Анна Петровна обрадовалась, словно этот вопрос дал ей возможность перейти от печальных воспоминаний к хорошему. Да здесь Колька! Работает на заводе, — всю войну проработал! — живет в городе у одного знакомого, иногда забегает, особенно если ему удается раздобыть что-нибудь: консервы какие-нибудь или конфеты. Она-то ругает его всякий раз за эти приношения, но такой уж он есть — Колька. Всю войну понемножку, но помогал. Он ведь на казарменном положении был, без выходных, так что вырывался в неделю часа на два, на три. Посидит, поест чего-нибудь и уснет вот здесь, в кресле.

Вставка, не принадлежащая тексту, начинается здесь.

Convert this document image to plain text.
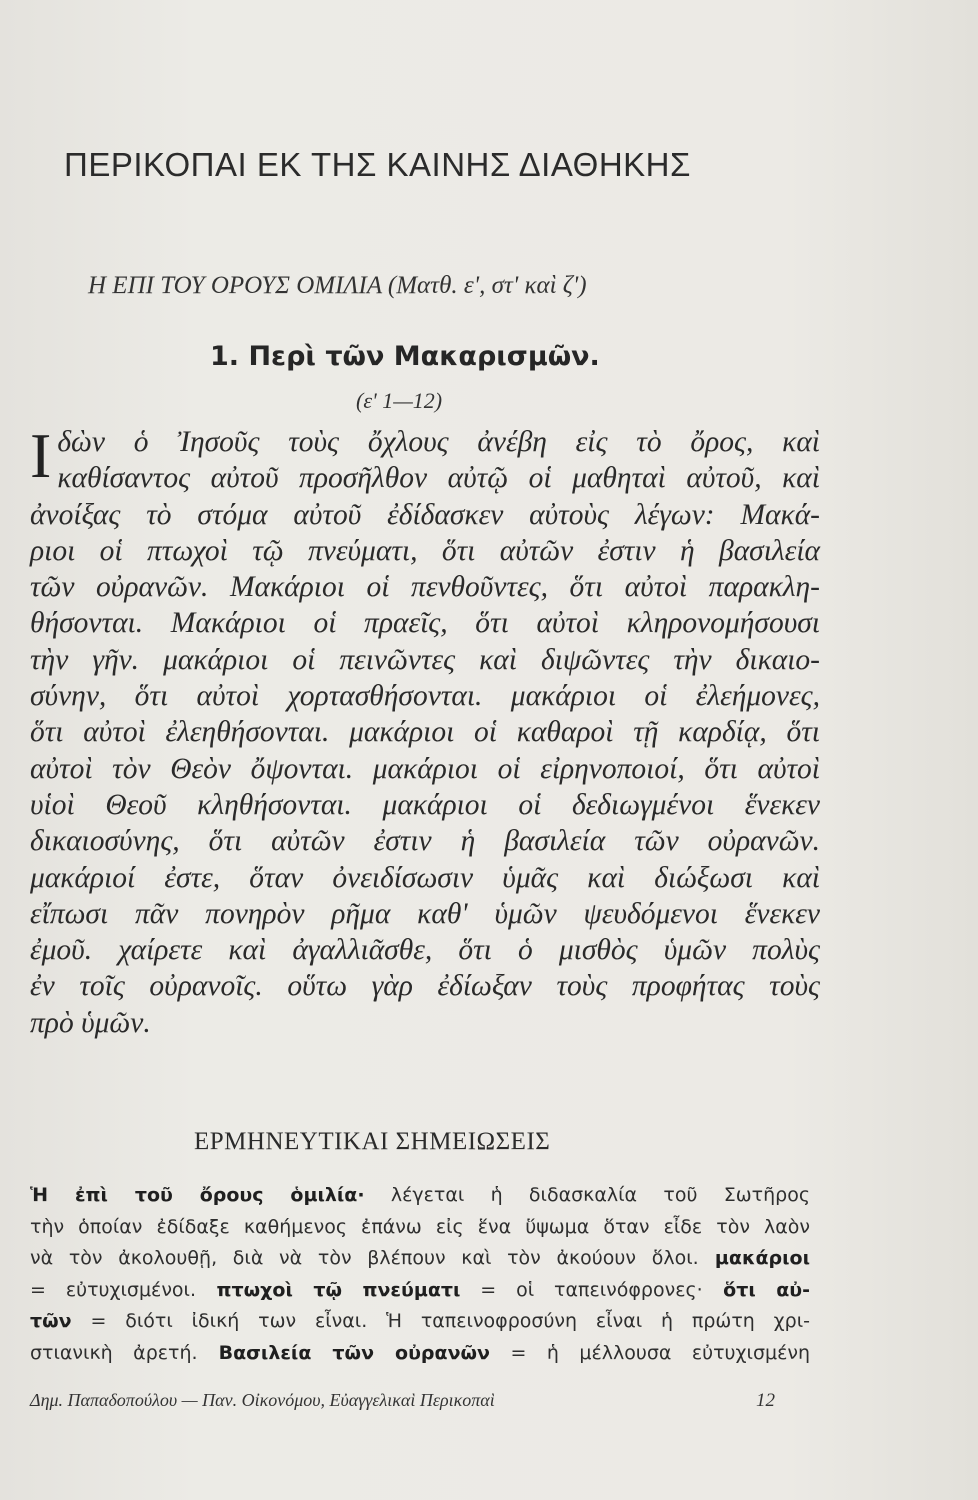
ΠΕΡΙΚΟΠΑΙ ΕΚ ΤΗΣ ΚΑΙΝΗΣ ΔΙΑΘΗΚΗΣ
Η ΕΠΙ ΤΟΥ ΟΡΟΥΣ ΟΜΙΛΙΑ (Ματθ. ε', στ' καὶ ζ')
1. Περὶ τῶν Μακαρισμῶν.
(ε' 1—12)
Ι δὼν ὁ Ἰησοῦς τοὺς ὄχλους ἀνέβη εἰς τὸ ὄρος, καὶ
καθίσαντος αὐτοῦ προσῆλθον αὐτῷ οἱ μαθηταὶ αὐτοῦ, καὶ
ἀνοίξας τὸ στόμα αὐτοῦ ἐδίδασκεν αὐτοὺς λέγων: Μακά-
ριοι οἱ πτωχοὶ τῷ πνεύματι, ὅτι αὐτῶν ἐστιν ἡ βασιλεία
τῶν οὐρανῶν. Μακάριοι οἱ πενθοῦντες, ὅτι αὐτοὶ παρακλη-
θήσονται. Μακάριοι οἱ πραεῖς, ὅτι αὐτοὶ κληρονομήσουσι
τὴν γῆν. μακάριοι οἱ πεινῶντες καὶ διψῶντες τὴν δικαιο-
σύνην, ὅτι αὐτοὶ χορτασθήσονται. μακάριοι οἱ ἐλεήμονες,
ὅτι αὐτοὶ ἐλεηθήσονται. μακάριοι οἱ καθαροὶ τῇ καρδίᾳ, ὅτι
αὐτοὶ τὸν Θεὸν ὄψονται. μακάριοι οἱ εἰρηνοποιοί, ὅτι αὐτοὶ
υἱοὶ Θεοῦ κληθήσονται. μακάριοι οἱ δεδιωγμένοι ἕνεκεν
δικαιοσύνης, ὅτι αὐτῶν ἐστιν ἡ βασιλεία τῶν οὐρανῶν.
μακάριοί ἐστε, ὅταν ὀνειδίσωσιν ὑμᾶς καὶ διώξωσι καὶ
εἴπωσι πᾶν πονηρὸν ρῆμα καθ' ὑμῶν ψευδόμενοι ἕνεκεν
ἐμοῦ. χαίρετε καὶ ἀγαλλιᾶσθε, ὅτι ὁ μισθὸς ὑμῶν πολὺς
ἐν τοῖς οὐρανοῖς. οὕτω γὰρ ἐδίωξαν τοὺς προφήτας τοὺς
πρὸ ὑμῶν.
ΕΡΜΗΝΕΥΤΙΚΑΙ ΣΗΜΕΙΩΣΕΙΣ
Ἡ ἐπὶ τοῦ ὄρους ὁμιλία· λέγεται ἡ διδασκαλία τοῦ Σωτῆρος
τὴν ὁποίαν ἐδίδαξε καθήμενος ἐπάνω εἰς ἕνα ὕψωμα ὅταν εἶδε τὸν λαὸν
νὰ τὸν ἀκολουθῇ, διὰ νὰ τὸν βλέπουν καὶ τὸν ἀκούουν ὅλοι. μακάριοι
= εὐτυχισμένοι. πτωχοὶ τῷ πνεύματι = οἱ ταπεινόφρονες· ὅτι αὐ-
τῶν = διότι ἰδική των εἶναι. Ἡ ταπεινοφροσύνη εἶναι ἡ πρώτη χρι-
στιανικὴ ἀρετή. Βασιλεία τῶν οὐρανῶν = ἡ μέλλουσα εὐτυχισμένη
Δημ. Παπαδοπούλου — Παν. Οἰκονόμου, Εὐαγγελικαὶ Περικοπαὶ	12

— У меня есть его адрес. Сейчас поищу.
Она начала рыться в ящике стола.
— А Роговы как?
— Плохо, — сказала она, не оборачиваясь. — Отец погиб еще в сорок первом… У нас налет был, это уже в сорок втором… Ты бы видел, как Липки горели! Я и поседела в ту ночь. Вот тогда вся семья и погибла, кроме Георгия — он ведь тоже на заводе работал.
— Значит, Гошка жив?
— Жив, да без руки. У него левую руку оторвало… Тоже забегает иногда. Секретарь горкома комсомола. Вот Колин адрес. А чайник-то так и забыла поставить!
— Не надо, Анна Петровна, — сказал он, поднимаясь. — Я пойду.
— Куда? — испугалась она.
— Повидаю Кольку, Георгия, загляну еще к вам — и в Москву. Надо начинать жить снова, и снова на пустом месте.

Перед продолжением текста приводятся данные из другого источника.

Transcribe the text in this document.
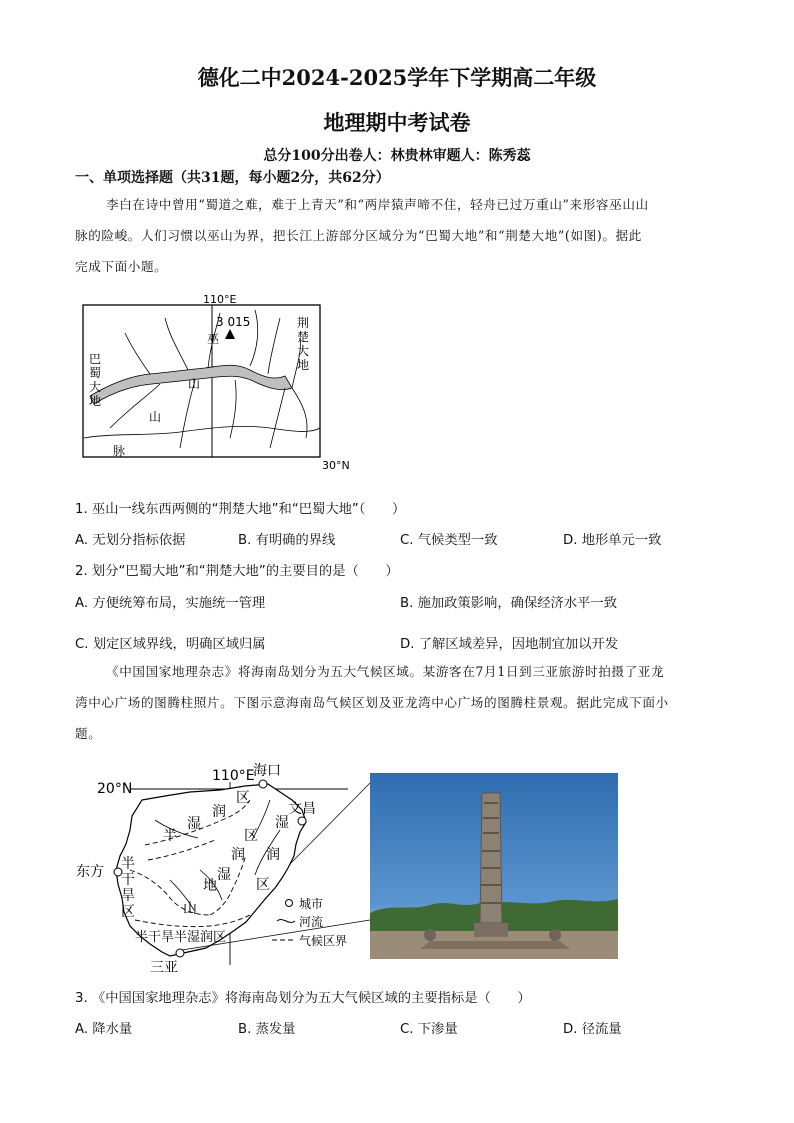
德化二中2024-2025学年下学期高二年级
地理期中考试卷
总分100分出卷人：林贵林审题人：陈秀蕊
一、单项选择题（共31题，每小题2分，共62分）
李白在诗中曾用“蜀道之难，难于上青天”和“两岸猿声啼不住，轻舟已过万重山”来形容巫山山
脉的险峻。人们习惯以巫山为界，把长江上游部分区域分为“巴蜀大地”和“荆楚大地”(如图)。据此
完成下面小题。
110°E
30°N
3 015
巫
山
山
脉
巴
蜀
大
地
荆
楚
大
地
1. 巫山一线东西两侧的“荆楚大地”和“巴蜀大地”（　　）
A. 无划分指标依据	B. 有明确的界线	C. 气候类型一致	D. 地形单元一致
2. 划分“巴蜀大地”和“荆楚大地”的主要目的是（　　）
A. 方便统筹布局，实施统一管理	B. 施加政策影响，确保经济水平一致
C. 划定区域界线，明确区域归属	D. 了解区域差异，因地制宜加以开发
《中国国家地理杂志》将海南岛划分为五大气候区域。某游客在7月1日到三亚旅游时拍摄了亚龙
湾中心广场的图腾柱照片。下图示意海南岛气候区划及亚龙湾中心广场的图腾柱景观。据此完成下面小
题。
20°N
110°E
海口
文昌
东方
三亚
润
湿
半
区
湿
区
润 润
湿
地	区
山
半
干
旱
区
半干旱半湿润区
城市
河流
气候区界
3. 《中国国家地理杂志》将海南岛划分为五大气候区域的主要指标是（　　）
A. 降水量	B. 蒸发量	C. 下渗量	D. 径流量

— Глупости, — строго сказала она, словно становясь прежней учительницей. — Ты домой вернулся, а не на пустое место.
— Домой! — усмехнулся он, кивнув за окно.

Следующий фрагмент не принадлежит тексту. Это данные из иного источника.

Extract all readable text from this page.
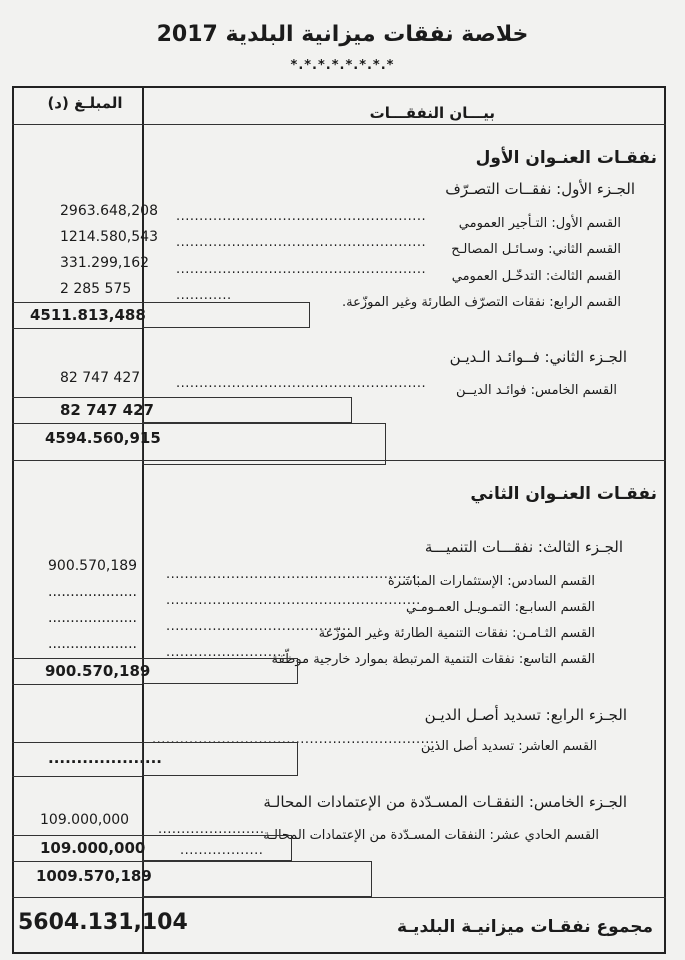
خلاصة نفقات ميزانية البلدية 2017
*.*.*.*.*.*.*.*
المبلـغ (د)
بيـــان النفقـــات
نفقـات العنـوان الأول
الجـزء الأول: نفقــات التصـرّف
القسم الأول: التـأجير العمومي
......................................................
2963.648,208
القسم الثاني: وسـائـل المصالـح
......................................................
1214.580,543
القسم الثالث: التدخّـل العمومي
......................................................
331.299,162
القسم الرابع: نفقات التصرّف الطارئة وغير الموزّعة.
............
2 285 575
4511.813,488
الجـزء الثاني: فــوائـد الـديـن
القسم الخامس: فوائـد الديــن
......................................................
82 747 427
82 747 427
4594.560,915
نفقـات العنـوان الثاني
الجـزء الثالث: نفقـــات التنميـــة
القسم السادس: الإستثمارات المباشرة
.......................................................
900.570,189
القسم السابـع: التمـويـل العمـومـي
.......................................................
....................
القسم الثـامـن: نفقات التنمية الطارئة وغير الموزّعة
........................................
....................
القسم التاسع: نفقات التنمية المرتبطة بموارد خارجية موظّفة
..........................
....................
900.570,189
الجـزء الرابع: تسديد أصـل الديـن
القسم العاشر: تسديد أصل الدين
..............................................................
....................
الجـزء الخامس: النفقـات المسـدّدة من الإعتمادات المحالـة
القسم الحادي عشر: النفقات المسـدّدة من الإعتمادات المحالـة
.......................
109.000,000
..................
109.000,000
1009.570,189
5604.131,104	مجموع نفقـات ميزانيـة البلديـة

— Дом — это не только крыша над головой, Володя, — все так же строго перебила его Анна Петровна. — Это близкие люди. В Москве у тебя никого, а здесь Колька, Георгий, мы с Кирой — уже четверо. Я не понимала тебя тогда, когда ты уехал… Если ты уедешь сейчас, после всего того, что было… Знаешь, нам — всем четверым — оказалось, наверно, легче потому, что мы все-таки были вместе. Иначе могли бы и не выжить.
В это время вошла Кира.
Она вошла так тихо, что он не услышал ее шагов, и, только почувствовав присутствие третьего человека, обернулся. Кира стояла в дверях. Силин увидел, как она начала бледнеть, шагнул к ней и протянул руки, Кира так и повалилась на них. Он целовал ее, не стесняясь Анны Петровны, она не отвечала, будто не веря, что все это явь.
— Ну, — шутливо потряс ее за плечи Силин. — Чего же ты молчишь? Здравствуй.
— Здравствуй, — шепотом сказала она, медленно отстраняясь от Силина. — Это удивительно…
— Что удивительно?
— То, что я шла и думала о тебе, а ты уже здесь.
Потом они жадно разглядывали друг друга. Кира похорошела, у нее были пышные пепельные волосы, по-прежнему спокойное, доброе лицо смягчилось еще больше, но это уже было лицо взрослого человека, взрослой девушки. Незаметно для нее он охватил взглядом ее фигурку, ноги — стройные, высокие, с круглыми коленями, выглядывающими из-под коротенькой юбки. Та — и не та совсем. Анна Петровна все-таки пошла ставить чайник, они остались вдвоем.